The finished product
The finished syrup will vary in color depending on when the sap was collected. Sap captured early in the season, Marrone explains, is pale amber and has a very delicate maple flavor. “It’s almost too subtle to perceive the maple for a lot of people,” she says. On grocery store shelves, these batches are called “Grade A Light Amber.” These early-season batches also contain a higher sugar content, which contributes to their pale color because they require less cooking time to reduce. Grade A medium and dark amber come later, respectively, in the season. And Grade B, which Marrone says “a lot of chefs prefer because it has a [more concentrated] maple taste,” is from sap collected late in the season and is darker, akin to dark corn syrup, than Grade A maple syrup. Grade C also exists, but Marrone has never seen it.
Marrone says most homemade maple syrup is naturally artisanal because it is made in small batches and comes from a single source. Home syrup-makers have the advantage of boiling their sap immediately after it is collected, which results in a higher quality syrup. She knows that many commercial maple syrup producers purchase frozen sap from a variety of sources and boil them together. And unlike the high fructose corn syrup-laden Mrs. Butterworth’s, Marrone’s maple syrup is honey-sweet but not cloying, thickened but not gluey. In taste and texture, it really is just a cleanly caramelized expression of the sweet water from which it was reduced.

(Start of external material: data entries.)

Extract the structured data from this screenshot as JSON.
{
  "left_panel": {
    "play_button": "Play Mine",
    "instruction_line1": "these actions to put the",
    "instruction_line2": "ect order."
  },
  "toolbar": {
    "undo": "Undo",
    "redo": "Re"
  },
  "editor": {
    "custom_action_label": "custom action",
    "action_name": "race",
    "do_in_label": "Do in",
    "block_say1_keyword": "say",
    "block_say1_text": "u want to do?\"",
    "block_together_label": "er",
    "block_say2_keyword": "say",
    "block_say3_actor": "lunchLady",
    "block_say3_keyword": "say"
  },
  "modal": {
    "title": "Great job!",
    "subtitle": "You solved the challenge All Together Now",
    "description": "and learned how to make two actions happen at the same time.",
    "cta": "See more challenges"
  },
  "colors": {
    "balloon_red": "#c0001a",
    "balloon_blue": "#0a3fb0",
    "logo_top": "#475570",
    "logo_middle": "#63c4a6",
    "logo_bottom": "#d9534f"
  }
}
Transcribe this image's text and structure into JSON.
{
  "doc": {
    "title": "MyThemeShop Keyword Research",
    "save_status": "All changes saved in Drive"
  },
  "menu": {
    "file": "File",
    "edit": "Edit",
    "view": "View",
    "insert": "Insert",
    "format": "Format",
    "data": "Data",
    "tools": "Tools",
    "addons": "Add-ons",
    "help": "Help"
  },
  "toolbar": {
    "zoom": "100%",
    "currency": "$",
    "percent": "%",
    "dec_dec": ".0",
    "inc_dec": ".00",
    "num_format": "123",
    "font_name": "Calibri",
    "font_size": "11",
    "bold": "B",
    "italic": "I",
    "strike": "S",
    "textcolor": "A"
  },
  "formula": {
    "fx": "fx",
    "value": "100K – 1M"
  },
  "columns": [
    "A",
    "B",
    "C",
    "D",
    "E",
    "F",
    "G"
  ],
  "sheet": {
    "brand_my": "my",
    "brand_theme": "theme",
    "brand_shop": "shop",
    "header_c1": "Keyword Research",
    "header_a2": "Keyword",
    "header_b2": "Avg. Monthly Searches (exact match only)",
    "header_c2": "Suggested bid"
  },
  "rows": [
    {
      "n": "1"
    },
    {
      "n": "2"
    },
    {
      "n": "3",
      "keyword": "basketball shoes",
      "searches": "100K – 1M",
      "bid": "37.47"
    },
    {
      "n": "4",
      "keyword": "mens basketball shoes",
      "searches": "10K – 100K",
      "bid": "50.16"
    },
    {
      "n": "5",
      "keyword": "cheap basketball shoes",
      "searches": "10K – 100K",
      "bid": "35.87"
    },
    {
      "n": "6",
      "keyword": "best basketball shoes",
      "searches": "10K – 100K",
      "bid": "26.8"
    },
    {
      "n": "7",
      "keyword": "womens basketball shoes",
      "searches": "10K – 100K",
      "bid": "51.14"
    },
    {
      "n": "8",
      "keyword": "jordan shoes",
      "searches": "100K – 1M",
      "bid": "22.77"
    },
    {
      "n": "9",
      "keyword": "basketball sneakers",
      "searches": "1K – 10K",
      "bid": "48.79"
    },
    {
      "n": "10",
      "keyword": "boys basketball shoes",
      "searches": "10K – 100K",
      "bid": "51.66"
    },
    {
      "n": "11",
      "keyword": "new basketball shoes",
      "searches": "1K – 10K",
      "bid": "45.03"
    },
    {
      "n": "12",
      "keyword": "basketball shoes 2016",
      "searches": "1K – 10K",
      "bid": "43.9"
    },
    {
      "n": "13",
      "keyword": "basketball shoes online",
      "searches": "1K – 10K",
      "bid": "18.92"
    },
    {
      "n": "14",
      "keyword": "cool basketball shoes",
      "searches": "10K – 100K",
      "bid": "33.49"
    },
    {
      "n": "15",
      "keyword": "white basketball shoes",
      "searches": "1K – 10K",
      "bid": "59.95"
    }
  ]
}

Three seasons ago, when her first batch resulted in sweet, edible syrup, Marrone remembers, “it surprised the heck out of me.” As she’s become more deeply drawn into syrup-making, Marrone has noticed something else she didn’t expect: “Trees in the city, I think, tend to produce better syrup than trees out in the country [or in forests].” Her theory is that city trees “don’t have as much competition [for water] from other trees.” Plus, she says, city trees often have a better chance of receiving regular waterings during droughts.